— (Reuters) In a report detailing its supervision and regulation of the neighborhood bank, the Federal Deposit Insurance Corporation stated on Friday that the failure of New York-based Signature Bank last month was brought on by “poor management” and a pursuit of “rapid, unrestrained growth” with little consideration for risk management.
The 63-page assessment states that the bank’s management and board chased deposits and expansion without “developing and maintaining adequate risk management practices and controls appropriate for the size, complexity, and risk profile of the institution.”
A fundamental obstacle to the FDIC’s mandate of ensuring the safety and soundness of the banking system, it claimed, was that its supervisory personnel lacked the resources necessary for the job of supervising the bank.
The FDIC’s big bank supervisory workforce in the New York region has had an average of 40% empty or temporary jobs since 2020, according to the report.
Regulators shut down Signature on March 12, two days after Silicon Valley Bank was forced to close due to a $42 billion day-to-day deposit outflow. According to FDIC Chair Martin Gruenberg, on the same day that SVB failed, Signature lost 20% of its entire deposits in a few of hours.
Earlier on Friday, the Federal Reserve published a paper outlining how it monitored and controlled SVB.
Similar to SVB, Signature’s examiners found lax corporate governance procedures and management failures to address issues brought to their attention by supervisors, such as the company’s reliance on uninsured deposits.
The FDIC stated that management at Signature “failed to acknowledge the severity of the problem until a run started” later that afternoon. Management at Signature “rejected examiner concerns about the stability of uninsured deposits as late as noon EST on March 10, 2023,” the FDIC added.
In the week following Signature’s liquidation, Flagstar Bank, a division of New York Community Bancorp, agreed to acquire nearly all of its deposits and loans. The FDIC predicted that the transaction will drain its Deposit Insurance Fund of about $2.5 billion.
According to the Department of Financial Services for the state of New York, at the end of the previous year, Signature had assets worth $110.36 billion and deposits at $88.59 billion. According to Gruenberg, between 2019 and 2020, when its assets climbed 64%, Signature saw a boom in growth similar to that of SVB, relying largely on uninsured deposits.
With private client offices in New York, Connecticut, California, Nevada, and North Carolina, Signature was a commercial bank with nine national business lines, including commercial real estate and digital asset banking.
Nearly 25% of its deposits as of September came from the cryptocurrency industry, but the bank announced in December that it would reduce those deposits by $8 billion.
The rescue agreement made with Flagstar did not include Signature’s remaining crypto client deposits.

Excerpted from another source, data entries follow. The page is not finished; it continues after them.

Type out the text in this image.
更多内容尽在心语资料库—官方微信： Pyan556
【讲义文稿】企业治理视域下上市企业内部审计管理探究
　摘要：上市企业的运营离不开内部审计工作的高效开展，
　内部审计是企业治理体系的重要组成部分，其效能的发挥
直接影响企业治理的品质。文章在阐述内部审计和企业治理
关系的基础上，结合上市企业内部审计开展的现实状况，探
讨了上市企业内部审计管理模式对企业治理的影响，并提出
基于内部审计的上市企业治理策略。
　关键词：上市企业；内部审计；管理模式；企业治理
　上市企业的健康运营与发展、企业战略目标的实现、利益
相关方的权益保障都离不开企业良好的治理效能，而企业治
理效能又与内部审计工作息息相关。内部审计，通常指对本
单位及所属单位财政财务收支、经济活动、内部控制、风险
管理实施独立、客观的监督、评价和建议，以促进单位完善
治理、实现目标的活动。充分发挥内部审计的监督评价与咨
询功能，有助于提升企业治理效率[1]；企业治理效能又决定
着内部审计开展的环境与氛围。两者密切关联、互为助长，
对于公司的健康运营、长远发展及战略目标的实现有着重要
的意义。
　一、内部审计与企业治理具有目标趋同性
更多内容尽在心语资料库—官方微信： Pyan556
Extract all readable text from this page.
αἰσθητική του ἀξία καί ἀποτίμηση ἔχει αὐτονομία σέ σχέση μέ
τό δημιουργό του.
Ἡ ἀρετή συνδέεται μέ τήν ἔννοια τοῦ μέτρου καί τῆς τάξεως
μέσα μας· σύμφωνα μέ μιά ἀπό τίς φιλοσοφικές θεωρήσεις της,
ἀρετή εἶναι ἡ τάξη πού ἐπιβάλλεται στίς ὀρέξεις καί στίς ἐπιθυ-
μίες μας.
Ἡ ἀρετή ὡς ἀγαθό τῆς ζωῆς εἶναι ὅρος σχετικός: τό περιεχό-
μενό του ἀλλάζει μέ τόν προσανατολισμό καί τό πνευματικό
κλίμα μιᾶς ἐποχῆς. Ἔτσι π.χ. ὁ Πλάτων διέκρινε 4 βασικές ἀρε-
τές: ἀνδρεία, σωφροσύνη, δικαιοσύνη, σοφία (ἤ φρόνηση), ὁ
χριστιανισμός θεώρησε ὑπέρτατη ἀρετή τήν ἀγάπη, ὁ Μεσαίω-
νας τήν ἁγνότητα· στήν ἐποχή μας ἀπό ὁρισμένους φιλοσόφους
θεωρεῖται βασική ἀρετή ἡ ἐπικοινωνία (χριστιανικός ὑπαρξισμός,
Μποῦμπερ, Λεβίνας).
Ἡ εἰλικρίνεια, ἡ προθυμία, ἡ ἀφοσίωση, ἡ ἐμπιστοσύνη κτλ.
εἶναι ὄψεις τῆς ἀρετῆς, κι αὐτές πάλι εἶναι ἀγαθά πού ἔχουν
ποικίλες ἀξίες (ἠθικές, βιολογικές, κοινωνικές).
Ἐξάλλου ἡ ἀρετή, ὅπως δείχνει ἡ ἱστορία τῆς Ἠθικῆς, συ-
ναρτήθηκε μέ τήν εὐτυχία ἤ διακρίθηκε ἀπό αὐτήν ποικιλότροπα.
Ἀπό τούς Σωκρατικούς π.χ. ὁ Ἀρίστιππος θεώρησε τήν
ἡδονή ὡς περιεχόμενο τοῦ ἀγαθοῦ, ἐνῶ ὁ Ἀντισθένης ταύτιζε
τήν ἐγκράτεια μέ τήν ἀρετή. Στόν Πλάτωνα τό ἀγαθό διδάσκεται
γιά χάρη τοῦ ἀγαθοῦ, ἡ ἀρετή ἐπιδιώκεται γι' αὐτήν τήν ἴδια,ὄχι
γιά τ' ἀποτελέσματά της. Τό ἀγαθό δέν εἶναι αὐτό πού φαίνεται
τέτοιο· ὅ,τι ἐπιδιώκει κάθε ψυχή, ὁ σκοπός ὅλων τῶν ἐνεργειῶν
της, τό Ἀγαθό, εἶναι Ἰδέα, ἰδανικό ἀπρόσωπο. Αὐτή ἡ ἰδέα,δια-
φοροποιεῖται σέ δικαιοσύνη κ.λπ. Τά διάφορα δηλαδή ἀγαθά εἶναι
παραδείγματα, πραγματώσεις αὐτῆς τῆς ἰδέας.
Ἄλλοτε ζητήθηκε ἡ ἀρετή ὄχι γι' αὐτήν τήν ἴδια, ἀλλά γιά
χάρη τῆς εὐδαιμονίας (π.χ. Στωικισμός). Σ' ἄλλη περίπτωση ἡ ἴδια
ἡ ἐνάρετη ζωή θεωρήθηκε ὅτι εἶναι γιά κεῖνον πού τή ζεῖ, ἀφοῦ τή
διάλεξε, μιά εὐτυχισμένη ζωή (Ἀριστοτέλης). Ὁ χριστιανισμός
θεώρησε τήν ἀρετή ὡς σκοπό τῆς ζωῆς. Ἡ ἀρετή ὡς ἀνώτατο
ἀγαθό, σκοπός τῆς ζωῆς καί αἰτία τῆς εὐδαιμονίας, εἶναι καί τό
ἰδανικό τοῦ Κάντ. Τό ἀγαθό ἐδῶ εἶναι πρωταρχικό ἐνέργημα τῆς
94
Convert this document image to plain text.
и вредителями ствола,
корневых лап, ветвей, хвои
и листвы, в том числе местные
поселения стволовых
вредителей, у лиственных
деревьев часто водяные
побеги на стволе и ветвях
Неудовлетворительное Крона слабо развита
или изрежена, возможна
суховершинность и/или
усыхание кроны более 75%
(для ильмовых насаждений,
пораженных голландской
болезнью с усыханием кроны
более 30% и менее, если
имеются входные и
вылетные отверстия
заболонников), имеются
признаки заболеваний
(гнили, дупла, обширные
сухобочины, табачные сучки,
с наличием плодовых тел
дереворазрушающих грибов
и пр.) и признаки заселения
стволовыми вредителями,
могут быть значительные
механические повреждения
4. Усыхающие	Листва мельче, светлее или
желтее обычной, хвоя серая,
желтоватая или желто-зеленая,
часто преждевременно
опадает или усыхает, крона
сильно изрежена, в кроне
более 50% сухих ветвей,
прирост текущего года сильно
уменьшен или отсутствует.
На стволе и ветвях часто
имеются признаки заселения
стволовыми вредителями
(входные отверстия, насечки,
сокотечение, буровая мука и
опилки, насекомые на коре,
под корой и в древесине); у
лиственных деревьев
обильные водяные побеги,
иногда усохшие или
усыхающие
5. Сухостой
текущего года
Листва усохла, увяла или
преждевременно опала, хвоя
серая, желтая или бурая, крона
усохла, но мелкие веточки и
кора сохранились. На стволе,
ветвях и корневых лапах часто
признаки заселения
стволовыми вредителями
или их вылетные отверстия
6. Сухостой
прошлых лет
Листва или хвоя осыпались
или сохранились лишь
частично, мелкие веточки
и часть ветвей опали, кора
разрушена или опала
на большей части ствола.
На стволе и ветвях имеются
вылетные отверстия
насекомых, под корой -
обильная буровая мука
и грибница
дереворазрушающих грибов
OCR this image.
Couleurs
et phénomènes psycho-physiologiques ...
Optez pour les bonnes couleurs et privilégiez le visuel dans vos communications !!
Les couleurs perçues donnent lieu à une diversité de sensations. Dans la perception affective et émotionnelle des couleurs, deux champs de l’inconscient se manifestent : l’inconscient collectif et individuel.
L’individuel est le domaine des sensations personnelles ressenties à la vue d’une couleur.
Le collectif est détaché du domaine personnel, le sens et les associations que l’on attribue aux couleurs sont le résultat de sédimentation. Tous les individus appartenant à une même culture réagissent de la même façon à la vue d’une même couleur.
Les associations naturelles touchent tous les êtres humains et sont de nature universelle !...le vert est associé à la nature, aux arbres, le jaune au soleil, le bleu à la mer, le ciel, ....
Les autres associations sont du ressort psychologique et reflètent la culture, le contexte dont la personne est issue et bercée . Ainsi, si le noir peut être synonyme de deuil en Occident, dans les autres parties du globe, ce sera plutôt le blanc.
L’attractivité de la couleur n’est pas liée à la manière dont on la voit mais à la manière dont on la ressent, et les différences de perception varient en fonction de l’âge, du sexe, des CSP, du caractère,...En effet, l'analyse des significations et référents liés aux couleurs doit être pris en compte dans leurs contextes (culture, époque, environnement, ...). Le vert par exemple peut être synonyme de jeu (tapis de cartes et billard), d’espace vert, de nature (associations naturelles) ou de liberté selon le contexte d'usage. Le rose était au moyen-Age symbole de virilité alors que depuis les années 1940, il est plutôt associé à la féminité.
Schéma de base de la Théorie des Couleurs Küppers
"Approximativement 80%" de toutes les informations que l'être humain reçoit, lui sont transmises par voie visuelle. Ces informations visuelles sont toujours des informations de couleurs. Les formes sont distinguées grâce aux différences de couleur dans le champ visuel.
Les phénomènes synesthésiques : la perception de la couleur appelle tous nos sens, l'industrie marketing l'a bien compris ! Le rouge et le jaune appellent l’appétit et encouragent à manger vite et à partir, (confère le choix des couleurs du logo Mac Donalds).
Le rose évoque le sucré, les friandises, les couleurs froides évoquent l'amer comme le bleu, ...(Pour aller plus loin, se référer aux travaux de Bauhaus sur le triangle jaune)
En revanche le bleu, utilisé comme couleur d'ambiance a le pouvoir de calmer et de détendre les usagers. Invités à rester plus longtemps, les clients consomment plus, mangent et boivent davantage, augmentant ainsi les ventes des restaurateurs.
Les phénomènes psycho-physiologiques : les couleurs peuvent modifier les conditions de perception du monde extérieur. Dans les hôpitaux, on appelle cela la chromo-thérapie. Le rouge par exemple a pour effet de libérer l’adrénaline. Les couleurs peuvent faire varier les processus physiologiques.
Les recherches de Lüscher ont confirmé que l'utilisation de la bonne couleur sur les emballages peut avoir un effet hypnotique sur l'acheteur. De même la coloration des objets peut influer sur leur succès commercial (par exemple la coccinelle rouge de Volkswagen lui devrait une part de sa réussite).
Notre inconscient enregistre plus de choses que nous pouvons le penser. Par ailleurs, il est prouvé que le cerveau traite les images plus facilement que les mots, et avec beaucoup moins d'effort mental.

The New York State Department of Financial Services denied claims made by the cryptocurrency industry and former U.S. Representative and Signature board member Barney Frank that the regulator shut down the bank because of its engagement in digital assets.
A decision to close the bank was taken based on Signature’s capacity to do business in a safe and secure manner the following day, according to the agency, which claimed that as withdrawal requests grew over the weekend, Signature failed to produce accurate and consistent data.
Former President Donald Trump and his family had a long-standing association with Signature, which gave Trump and his company bank accounts and provided funding for a number of the family’s endeavors. Following the fatal Capitol Hill riots on January 6, 2021, the bank severed ties with Trump and urged his resignation.